Bucks to return after protest
Thursday’s playoff games were postponed
Thursday marked another day where the courts at the NBA's Walt Disney World campus remained vacant. All three of the playoff games on the schedule were postponed. The practice courts, too, were empty.
Around the country, other sports leagues continued to follow suit with postponed games and canceled practices. The conversation throughout the sports world has shifted from scores and standings to social and racial justice protests, policing reform and the police shooting of Jacob Blake, which happened on Sunday evening in Kenosha.
All of this started with the Milwaukee Bucks, who made the decision not to take the floor for their playoff game against the Orlando Magic on Wednesday. Bucks guards George Hill and Sterling Brown, who delivered the team's statement Wednesday with the whole team behind them, were leaders in Milwaukee's decision.
While other players participated in pregame warmups, Hill was already going to be inactive for the game despite being healthy, something that shouldn't come as a surprise considering how he has consistently and vocally spoken about basketball being secondary to broader social issues. Hill was particularly outspoken Monday when he said the Bucks and NBA shouldn't have even gone to Orlando given the protests happening across the country prior to the league's restart.

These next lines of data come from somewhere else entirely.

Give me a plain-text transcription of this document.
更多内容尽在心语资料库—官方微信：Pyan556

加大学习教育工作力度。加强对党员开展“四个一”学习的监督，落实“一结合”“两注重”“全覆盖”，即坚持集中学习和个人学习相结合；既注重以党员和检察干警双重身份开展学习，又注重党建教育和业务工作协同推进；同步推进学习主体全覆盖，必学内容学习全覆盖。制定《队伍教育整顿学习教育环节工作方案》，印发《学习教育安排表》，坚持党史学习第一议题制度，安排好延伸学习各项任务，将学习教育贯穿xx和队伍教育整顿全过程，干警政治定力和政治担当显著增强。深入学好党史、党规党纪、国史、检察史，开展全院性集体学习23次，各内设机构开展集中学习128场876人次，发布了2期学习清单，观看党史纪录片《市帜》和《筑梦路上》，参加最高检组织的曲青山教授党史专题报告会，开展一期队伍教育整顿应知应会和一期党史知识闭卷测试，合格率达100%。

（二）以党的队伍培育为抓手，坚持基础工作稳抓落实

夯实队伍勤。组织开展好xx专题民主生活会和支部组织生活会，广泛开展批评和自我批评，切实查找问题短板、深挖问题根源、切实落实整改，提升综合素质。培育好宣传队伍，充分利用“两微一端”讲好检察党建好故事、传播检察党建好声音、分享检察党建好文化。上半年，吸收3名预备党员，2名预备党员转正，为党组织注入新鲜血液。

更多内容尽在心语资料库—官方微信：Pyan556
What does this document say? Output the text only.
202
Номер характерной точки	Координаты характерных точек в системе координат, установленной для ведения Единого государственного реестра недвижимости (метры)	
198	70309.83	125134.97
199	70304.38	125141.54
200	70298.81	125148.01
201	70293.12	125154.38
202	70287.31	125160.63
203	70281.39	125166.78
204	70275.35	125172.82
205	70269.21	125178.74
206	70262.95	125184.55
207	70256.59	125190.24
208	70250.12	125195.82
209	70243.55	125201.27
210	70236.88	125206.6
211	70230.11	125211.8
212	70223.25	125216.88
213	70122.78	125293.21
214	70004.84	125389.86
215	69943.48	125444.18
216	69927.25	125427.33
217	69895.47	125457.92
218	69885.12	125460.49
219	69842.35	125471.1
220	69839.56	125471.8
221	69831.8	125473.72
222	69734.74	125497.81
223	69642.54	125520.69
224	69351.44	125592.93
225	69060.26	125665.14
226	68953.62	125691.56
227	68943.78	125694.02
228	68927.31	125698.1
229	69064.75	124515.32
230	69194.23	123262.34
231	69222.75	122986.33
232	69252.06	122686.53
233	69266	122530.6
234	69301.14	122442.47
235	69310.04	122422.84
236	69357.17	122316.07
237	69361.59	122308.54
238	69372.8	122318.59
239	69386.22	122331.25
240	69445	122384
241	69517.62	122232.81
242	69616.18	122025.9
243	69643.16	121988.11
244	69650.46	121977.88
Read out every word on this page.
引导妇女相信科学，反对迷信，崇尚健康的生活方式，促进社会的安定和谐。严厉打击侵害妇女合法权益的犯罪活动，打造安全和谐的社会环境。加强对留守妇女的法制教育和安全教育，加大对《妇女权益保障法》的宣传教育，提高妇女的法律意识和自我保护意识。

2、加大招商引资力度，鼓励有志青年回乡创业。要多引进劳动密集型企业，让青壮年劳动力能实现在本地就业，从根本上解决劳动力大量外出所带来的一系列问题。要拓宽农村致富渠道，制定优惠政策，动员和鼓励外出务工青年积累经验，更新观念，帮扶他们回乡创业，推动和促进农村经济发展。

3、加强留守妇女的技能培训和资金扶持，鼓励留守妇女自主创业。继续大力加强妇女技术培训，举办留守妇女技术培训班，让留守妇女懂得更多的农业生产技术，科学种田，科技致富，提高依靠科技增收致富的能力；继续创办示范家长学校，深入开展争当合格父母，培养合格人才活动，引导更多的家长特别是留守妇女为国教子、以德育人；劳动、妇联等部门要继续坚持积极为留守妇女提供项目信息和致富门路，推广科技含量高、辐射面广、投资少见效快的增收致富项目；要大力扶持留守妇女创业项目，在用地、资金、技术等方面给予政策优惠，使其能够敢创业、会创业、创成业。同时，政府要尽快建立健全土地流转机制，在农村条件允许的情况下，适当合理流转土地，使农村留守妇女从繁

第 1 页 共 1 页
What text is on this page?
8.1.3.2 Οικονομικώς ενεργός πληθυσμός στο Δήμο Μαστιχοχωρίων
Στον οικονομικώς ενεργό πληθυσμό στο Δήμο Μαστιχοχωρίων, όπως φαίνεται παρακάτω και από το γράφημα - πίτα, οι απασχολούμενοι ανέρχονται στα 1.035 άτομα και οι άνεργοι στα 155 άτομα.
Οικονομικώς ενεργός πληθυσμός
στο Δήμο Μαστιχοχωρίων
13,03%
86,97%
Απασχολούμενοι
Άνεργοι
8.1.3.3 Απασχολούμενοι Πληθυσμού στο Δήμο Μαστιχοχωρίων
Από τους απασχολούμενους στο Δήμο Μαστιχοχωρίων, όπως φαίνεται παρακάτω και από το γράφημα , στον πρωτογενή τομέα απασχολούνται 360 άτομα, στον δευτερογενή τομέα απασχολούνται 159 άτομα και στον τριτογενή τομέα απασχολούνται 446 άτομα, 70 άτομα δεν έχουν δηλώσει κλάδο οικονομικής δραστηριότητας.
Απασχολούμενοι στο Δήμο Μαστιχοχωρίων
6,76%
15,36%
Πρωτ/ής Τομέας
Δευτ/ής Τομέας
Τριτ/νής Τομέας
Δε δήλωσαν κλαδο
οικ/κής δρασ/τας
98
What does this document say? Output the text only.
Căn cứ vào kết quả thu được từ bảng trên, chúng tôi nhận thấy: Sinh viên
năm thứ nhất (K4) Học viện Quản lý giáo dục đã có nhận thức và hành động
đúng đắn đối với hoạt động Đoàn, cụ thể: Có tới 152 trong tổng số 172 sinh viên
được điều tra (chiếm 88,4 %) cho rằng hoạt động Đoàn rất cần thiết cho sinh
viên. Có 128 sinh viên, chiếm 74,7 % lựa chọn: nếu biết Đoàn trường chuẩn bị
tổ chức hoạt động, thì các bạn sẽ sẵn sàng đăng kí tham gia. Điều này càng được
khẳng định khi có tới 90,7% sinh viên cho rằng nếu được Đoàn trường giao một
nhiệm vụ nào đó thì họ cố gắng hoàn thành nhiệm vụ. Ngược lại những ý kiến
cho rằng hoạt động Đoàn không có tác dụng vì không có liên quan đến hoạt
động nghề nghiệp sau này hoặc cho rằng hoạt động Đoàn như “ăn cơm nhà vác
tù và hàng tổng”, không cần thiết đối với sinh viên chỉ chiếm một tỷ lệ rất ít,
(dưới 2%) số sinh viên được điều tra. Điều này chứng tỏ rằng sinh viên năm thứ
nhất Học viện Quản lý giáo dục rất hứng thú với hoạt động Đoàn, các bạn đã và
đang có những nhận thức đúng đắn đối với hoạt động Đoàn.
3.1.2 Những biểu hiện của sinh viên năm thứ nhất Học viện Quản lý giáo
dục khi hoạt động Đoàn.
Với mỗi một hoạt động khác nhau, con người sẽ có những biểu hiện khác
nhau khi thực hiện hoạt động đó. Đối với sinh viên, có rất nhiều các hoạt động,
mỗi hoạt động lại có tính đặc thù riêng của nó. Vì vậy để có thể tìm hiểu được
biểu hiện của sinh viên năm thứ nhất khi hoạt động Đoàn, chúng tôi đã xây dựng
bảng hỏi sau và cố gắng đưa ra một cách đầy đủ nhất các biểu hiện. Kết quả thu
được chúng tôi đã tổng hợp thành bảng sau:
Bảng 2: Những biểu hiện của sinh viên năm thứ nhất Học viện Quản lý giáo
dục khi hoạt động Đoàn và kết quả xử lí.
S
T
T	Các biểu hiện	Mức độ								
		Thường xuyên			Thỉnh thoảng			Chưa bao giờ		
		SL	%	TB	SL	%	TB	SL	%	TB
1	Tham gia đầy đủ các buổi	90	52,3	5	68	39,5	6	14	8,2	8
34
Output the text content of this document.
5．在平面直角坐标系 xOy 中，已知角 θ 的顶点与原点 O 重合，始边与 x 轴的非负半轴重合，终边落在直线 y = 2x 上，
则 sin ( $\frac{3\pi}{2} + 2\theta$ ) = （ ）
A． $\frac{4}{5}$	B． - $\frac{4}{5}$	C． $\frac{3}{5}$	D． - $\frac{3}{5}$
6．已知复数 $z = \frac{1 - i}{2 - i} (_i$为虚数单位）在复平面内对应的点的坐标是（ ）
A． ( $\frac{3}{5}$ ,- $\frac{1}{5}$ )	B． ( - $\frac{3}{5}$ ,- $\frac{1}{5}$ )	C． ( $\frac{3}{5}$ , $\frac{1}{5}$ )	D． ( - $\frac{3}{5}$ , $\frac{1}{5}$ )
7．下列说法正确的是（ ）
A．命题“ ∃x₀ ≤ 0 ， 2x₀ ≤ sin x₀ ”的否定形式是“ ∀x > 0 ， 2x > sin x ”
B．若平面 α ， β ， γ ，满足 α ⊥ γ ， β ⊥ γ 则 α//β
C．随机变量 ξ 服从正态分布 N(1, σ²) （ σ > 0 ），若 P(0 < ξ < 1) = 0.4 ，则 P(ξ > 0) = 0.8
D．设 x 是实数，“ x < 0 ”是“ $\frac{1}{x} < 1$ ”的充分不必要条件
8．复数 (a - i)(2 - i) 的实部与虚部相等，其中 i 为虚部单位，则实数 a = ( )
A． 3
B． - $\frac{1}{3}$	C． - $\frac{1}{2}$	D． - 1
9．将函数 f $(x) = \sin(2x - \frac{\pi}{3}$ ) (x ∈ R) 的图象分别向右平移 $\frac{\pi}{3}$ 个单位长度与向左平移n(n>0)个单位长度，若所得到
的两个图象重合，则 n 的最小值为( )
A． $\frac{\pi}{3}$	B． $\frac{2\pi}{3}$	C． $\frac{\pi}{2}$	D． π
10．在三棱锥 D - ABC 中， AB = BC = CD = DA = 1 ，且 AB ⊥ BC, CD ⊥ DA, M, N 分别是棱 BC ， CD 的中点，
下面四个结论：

The effects of the Bucks' decision Wednesday have spread faster and farther than even the team likely expected, especially considering many members of the team didn't arrive at Disney's AdventHealth Arena expecting to make the stand they did.
But the Bucks' decision was ultimately unanimous. Even when players from other teams expressed during a meeting Wednesday night that they weren't pleased with being blindsided by the Bucks' spontaneous protest, multi
ple reports indicate Milwaukee's players stuck together.
At the time of that players-only meeting, it looked like the 2019-20 season was in jeopardy of not finishing. In an unofficial poll taken there, both Los Angeles teams — the top two teams in the Western Conference — voted not to continue with the season.
After taking a night to sleep on it, all 13 teams remaining in the playoffs, including the Bucks, agreed to continue with the season. However, a plan to restart the season has not yet materialized.
The NBA's Board of Governors met Thursday morning. Another larger meeting was scheduled for the afternoon, one that brought everyone to the table including players and governors representing all 13 teams, representatives from the NBA Players Association, the league office and NBA Labor Relations Committee Chairman Michael Jordan.
Considering six playoff games have been postponed, the league will need to determine a plan for how to get games going again. Meanwhile, the players are likely interested in learning what the league and team owners will do to further support their social-justice interests.
The league put out a statement Thursday expressing that it hopes to resume playoff games either Friday or Saturday.